It's not just Alexa who's listening in on your household and telephone conversations

Experts reveal sneaky way your phone listens in on your conversations - and how to stop it

It was long thought to be a myth and dismissed by big tech companies.

But experts have revealed how listening into your conversations has become a multi-billion dollar industry.

Earlier this week, a leak from a leading marketing firm appeared to confirm how companies use microphones on your smart devices to eavesdrop before selling the data to advertisers.

'You can be talking to one of your friends about going on a vacation to Portugal through a phone call, and then a day later or that same day, what do you see? An advertisement for a trip,' data security expert Andy LoCascio told DailyMail.com. 

The leak last week came from a pitch deck given by CMG, a marketing partner of Facebook, Amazon and Google.

The deck - which appears to have been made for prospective clients - detailed CMG's 'Active-Listening,' software, which collects data from people by listening in on their conversations.

Active-Listening software can be enabled through any app on an Android or iPhone, and other devices like smart home assistants can listen in too, LoCacio said.

What's more, these devices are listening practically all the time, not just when you're intentionally using your microphone to make a phone call or talk to Alexa, for example. 

'For most devices, there is no device state when the microphone is inactive. It is nearly always active when Siri is present on the device or any other voice activated assistant is present,' LoCascio said.  

Companies that want to capture your voice data and sell it often gain access to your microphone through apps. 

Typically, apps are granted permission to use your microphone through a clause 'buried in the myriad of permissions you accept when installing a new app,' he added. 

That means that many users are consenting to being tapped without even realizing it. 

'The problem is, the form of consent is an all-or-nothing Faustian bargain,' data privacy expert and consultant Sharon Polsky said.

'So many websites say 'we collect information from you and about you. If you use our website, you've consented to everything that we do.' You have no way of opting out,' she added. 

LoCascio explained that this is how CMG and other companies are getting away with this even in states with wiretapping laws that prohibit recording somebody without their knowledge, like California.

'To be perfectly clear, there are no laws about this. If we give somebody permission to use the microphone on our device, and we click off all the other terms of service that none of us ever read, they can certainly use it,' LoCascio said. 

That lack of protective legislation has 'created an entire data broker industry that's now worth billions,' Polsky said. 

This industry's rapid growth is owed partly to the development of highly sophisticated large language models, like Chat GPT.

These extremely powerful AI tools have made it easier and faster for advertisers or other third parties to mine our voice data for valuable information, LoCascio noted.

'All I have to do is take one of those transcripts, drop it in the ChatGPT box, and then ask it a simple question.

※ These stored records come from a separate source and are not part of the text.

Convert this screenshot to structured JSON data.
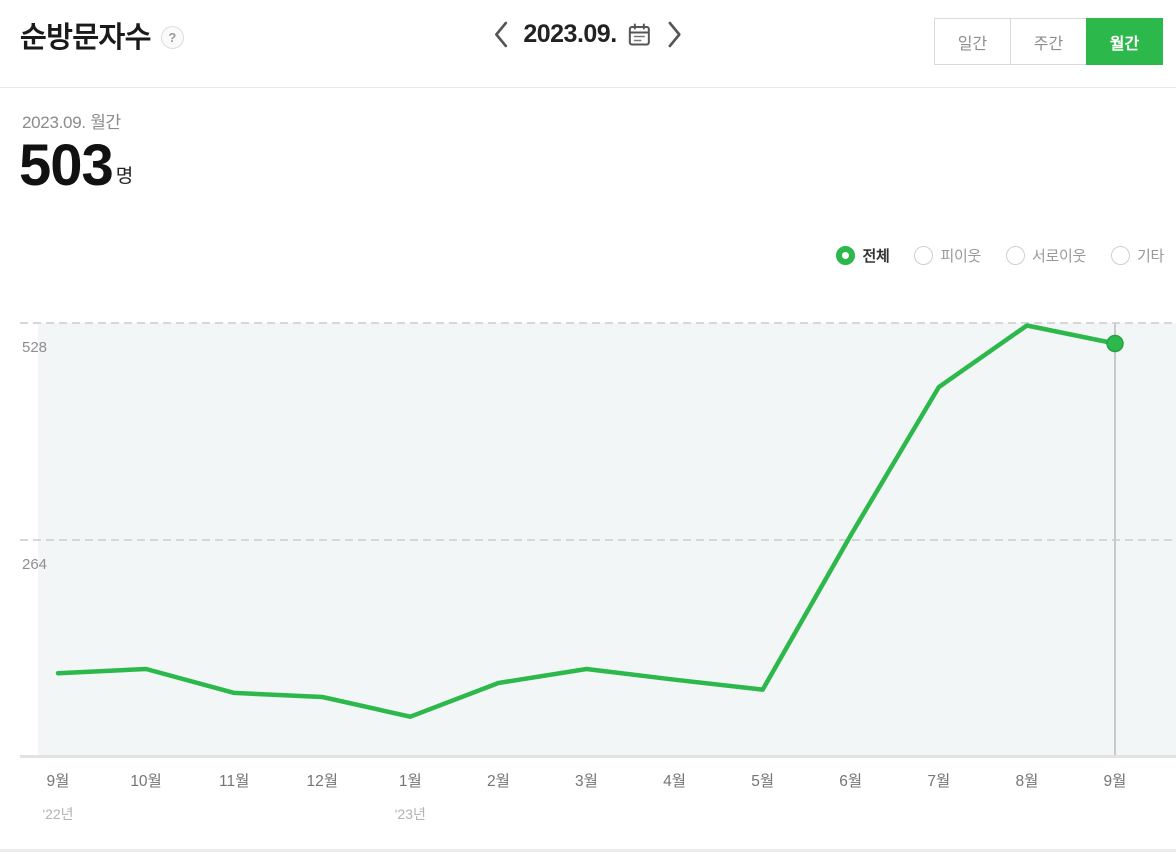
{
  "header": {
    "title": "순방문자수",
    "help_badge": "?",
    "date_nav": {
      "label": "2023.09."
    },
    "period_buttons": [
      {
        "label": "일간",
        "active": false
      },
      {
        "label": "주간",
        "active": false
      },
      {
        "label": "월간",
        "active": true
      }
    ]
  },
  "summary": {
    "period_label": "2023.09. 월간",
    "value": "503",
    "unit": "명"
  },
  "legend": [
    {
      "label": "전체",
      "selected": true
    },
    {
      "label": "피이웃",
      "selected": false
    },
    {
      "label": "서로이웃",
      "selected": false
    },
    {
      "label": "기타",
      "selected": false
    }
  ],
  "colors": {
    "accent_green": "#2db84c",
    "plot_bg": "#f3f6f7",
    "grid_line": "#d7d7d7",
    "axis_line": "#e2e2e2",
    "marker_line": "#c9c9c9",
    "ytick_text": "#8e8e8e",
    "month_text": "#757575",
    "year_text": "#b3b3b3"
  },
  "chart_data": {
    "type": "line",
    "x": [
      "9월",
      "10월",
      "11월",
      "12월",
      "1월",
      "2월",
      "3월",
      "4월",
      "5월",
      "6월",
      "7월",
      "8월",
      "9월"
    ],
    "year_markers": [
      {
        "index": 0,
        "label": "'22년"
      },
      {
        "index": 4,
        "label": "'23년"
      }
    ],
    "series": [
      {
        "name": "전체",
        "values": [
          102,
          107,
          78,
          73,
          49,
          90,
          107,
          94,
          82,
          270,
          450,
          525,
          503
        ]
      }
    ],
    "yticks": [
      528,
      264
    ],
    "ylim": [
      0,
      560
    ],
    "grid": "dashed-horizontal",
    "legend_position": "top-right",
    "last_point_highlighted": true,
    "last_point_value": 503
  }
}
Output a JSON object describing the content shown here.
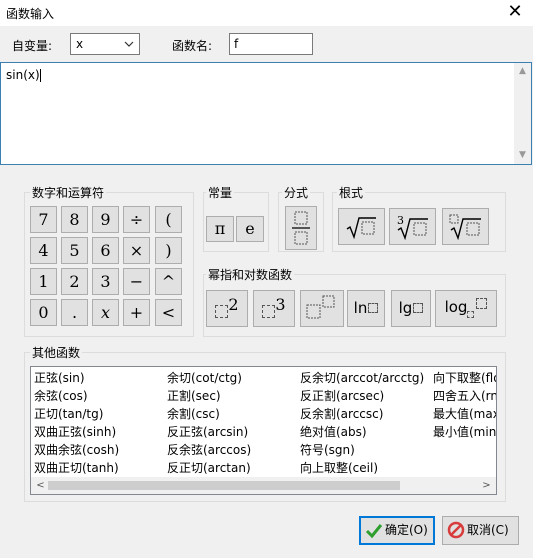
{
  "window": {
    "title": "函数输入",
    "close_icon": "close-icon"
  },
  "form": {
    "var_label": "自变量:",
    "var_value": "x",
    "fname_label": "函数名:",
    "fname_value": "f"
  },
  "editor": {
    "text": "sin(x)"
  },
  "groups": {
    "numbers": "数字和运算符",
    "constants": "常量",
    "fraction": "分式",
    "roots": "根式",
    "powers": "幂指和对数函数",
    "others": "其他函数"
  },
  "keys": {
    "row1": [
      "7",
      "8",
      "9",
      "÷",
      "("
    ],
    "row2": [
      "4",
      "5",
      "6",
      "×",
      ")"
    ],
    "row3": [
      "1",
      "2",
      "3",
      "−",
      "^"
    ],
    "row4": [
      "0",
      ".",
      "x",
      "+",
      "<"
    ]
  },
  "constants": [
    "π",
    "e"
  ],
  "roots": {
    "cube_index": "3"
  },
  "powers": {
    "square_exp": "2",
    "cube_exp": "3",
    "ln": "ln",
    "lg": "lg",
    "log": "log"
  },
  "functions": {
    "col1": [
      "正弦(sin)",
      "余弦(cos)",
      "正切(tan/tg)",
      "双曲正弦(sinh)",
      "双曲余弦(cosh)",
      "双曲正切(tanh)"
    ],
    "col2": [
      "余切(cot/ctg)",
      "正割(sec)",
      "余割(csc)",
      "反正弦(arcsin)",
      "反余弦(arccos)",
      "反正切(arctan)"
    ],
    "col3": [
      "反余切(arccot/arcctg)",
      "反正割(arcsec)",
      "反余割(arccsc)",
      "绝对值(abs)",
      "符号(sgn)",
      "向上取整(ceil)"
    ],
    "col4": [
      "向下取整(flo",
      "四舍五入(rn",
      "最大值(max",
      "最小值(min)"
    ]
  },
  "buttons": {
    "ok": "确定(O)",
    "cancel": "取消(C)"
  },
  "colors": {
    "ok_check": "#2e9e2e",
    "cancel_icon": "#d83b3b",
    "focus": "#0078d7"
  }
}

Like, 'please tell me what product and services I could market to somebody based on this conversation,' he explained.

Once that voice data is captured, it can be sold to advertisers to direct and inform their targeted marketing. But it can also be sold to other clients, who could be using it for entirely different reasons.

'They could be capturing those conversations for anything,' LoCascio said. 

'It's one thing to say they're doing it for ads, and they can claim that, but they sell that information blindly to other people. And they don't scrub it, so they basically sell an audio transcript,' he added.

Other examples of voice data purchasers include insurance companies, for the purpose of creating personalized insurance rates, and the federal government, Polsky said.

'One of the purchasers of our information - information about us - everything from our opinions, our predilections, our associations, our travel routes, is the government,' she said. 

And there are other insidious entities that want to get their hands on our voice data too, such as 'people from the dark web that want to profit from scamming us,' Polsky said. 

That means that sharing your social security number or other sensitive personal details could put you at risk of identity theft, LoCascio said.  

CMG is an American media conglomerate based in Atlanta, Georgia. The company provides broadcast media, digital media, advertising and marketing services, and it generated $22.1 billion in revenue in 2022. 

CMG did not respond to DailyMail.com's request for comment.